Mainly four phases involved:
- Feature Extraction - Extract the optical flow features (u, v, ε) that represents each frame.
- Pre-processing - Remove global head motion, eye masking, ROI selection, and image resampling.
- SOFTNet - Three-stream shallow architecture that takes inputs (u, v, ε) and outputs a spotting confidence score.
- Spotting - Smoothing spotting confidence score, then perform thresholding and peak detection to obtain the spotted interval for evaluation.
Tensorflow and Keras are used in the experiment. Two datasets with macro- and micro-expression are used for training and testing purposes:
CAS(ME)2 - http://fu.psych.ac.cn/CASME/cas(me)2-en.php
SAMM Long Videos - http://www2.docm.mmu.ac.uk/STAFF/M.Yap/dataset.php
Comparison between the proposed approaches against baseline and state-of-the-art approaches in Third Facial Micro-Expression Grand Challenge (MEGC 2020) in terms of F1-Score:
Samples visual results for SOFTNet:
The proposed SOFTNet approach outperforms other methods on CAS(ME)2 while ranked second on SAMM Long Videos. To better justify the effectiveness of the SOFTNet approach, we experimented with a similar framework but without SOFTNet, the results show that the framework with SOFTNet is much more efficient overall.
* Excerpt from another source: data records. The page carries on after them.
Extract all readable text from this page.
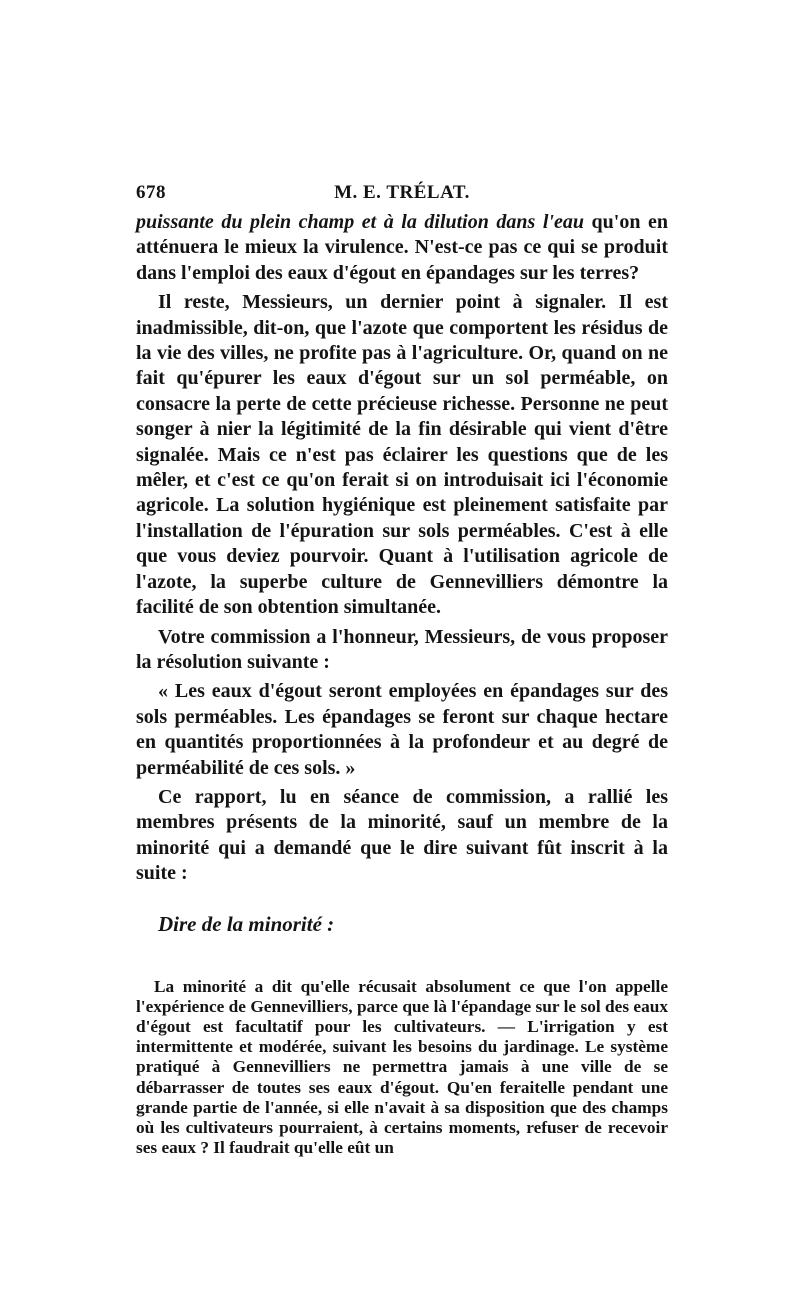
678	M. E. TRÉLAT.

puissante du plein champ et à la dilution dans l'eau qu'on en atténuera le mieux la virulence. N'est-ce pas ce qui se produit dans l'emploi des eaux d'égout en épandages sur les terres?

Il reste, Messieurs, un dernier point à signaler. Il est inadmissible, dit-on, que l'azote que comportent les résidus de la vie des villes, ne profite pas à l'agriculture. Or, quand on ne fait qu'épurer les eaux d'égout sur un sol perméable, on consacre la perte de cette précieuse richesse. Personne ne peut songer à nier la légitimité de la fin désirable qui vient d'être signalée. Mais ce n'est pas éclairer les questions que de les mêler, et c'est ce qu'on ferait si on introduisait ici l'économie agricole. La solution hygiénique est pleinement satisfaite par l'installation de l'épuration sur sols perméables. C'est à elle que vous deviez pourvoir. Quant à l'utilisation agricole de l'azote, la superbe culture de Gennevilliers démontre la facilité de son obtention simultanée.

Votre commission a l'honneur, Messieurs, de vous proposer la résolution suivante :

« Les eaux d'égout seront employées en épandages sur des sols perméables. Les épandages se feront sur chaque hectare en quantités proportionnées à la profondeur et au degré de perméabilité de ces sols. »

Ce rapport, lu en séance de commission, a rallié les membres présents de la minorité, sauf un membre de la minorité qui a demandé que le dire suivant fût inscrit à la suite :

Dire de la minorité :

La minorité a dit qu'elle récusait absolument ce que l'on appelle l'expérience de Gennevilliers, parce que là l'épandage sur le sol des eaux d'égout est facultatif pour les cultivateurs. — L'irrigation y est intermittente et modérée, suivant les besoins du jardinage. Le système pratiqué à Gennevilliers ne permettra jamais à une ville de se débarrasser de toutes ses eaux d'égout. Qu'en feraitelle pendant une grande partie de l'année, si elle n'avait à sa disposition que des champs où les cultivateurs pourraient, à certains moments, refuser de recevoir ses eaux ? Il faudrait qu'elle eût un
Visually, SOFTNet activation units show our intuition to concatenate the optical flow features (u, v, ε) from three-stream. The spatio-temporal motion information is captured when macro and micro-expression occur. After the concatenation, action unit 4 (Brow Lower) is triggered when a disgust emotion is elicited.
Step 1) Download datasets, CAS(ME)2 (CASME_sq) and SAMM Long Videos (SAMMLV) and placed in the structure as follows:
├─SOFNet_Weights
├─Utils
├─Extraction_Preprocess.ipynb
├─SOFTNet_Spotting.ipynb
├─extraction_preprocess.py
├─load_images.py
├─load_label.py
├─main.py
├─requirements.txt
├─training.py
├─CASME_sq├─CAS(ME)^2code_final.xlsx
├─cropped
├─rawpic
├─rawvideo
└─selectedpic
├─SAMMLV
├─SAMM_longvideos
└─SAMM_LongVideos_V1_Release.xlsx
Step 2) Installation of packages using pip
pip install -r requirements.txt
Step 3) Dataset setting
Open main.py, change the dataset name and expression type for evaluation.
Step 4) SOFTNet Training and Evaluation
python main.py
The step-by-step codes with explaination are provided here for a better understanding.
Step 1) Similar to the step 1 with python script.
Step 2) Feature Extraction and Pre-processing
Open the Extraction_Preprocess.ipynb and run the codes follow the instruction given inside.
Step 3) SOFTNet and Spotting
Open the SOFTNet_Spotting.ipynb and run the codes follow the instruction given inside. The evaluation for TP, FP, FN, F1-Score is returned at the last piece of code.
The pre-trained weights for CAS(ME)2and SAMM Long Videos with macro and micro-expression separately are located under folder SOFTNet_Weights. You may load the weights at SOFTNet_Spotting.ipynb for evaluation. However, the result is slightly different from the result given in the table shown above.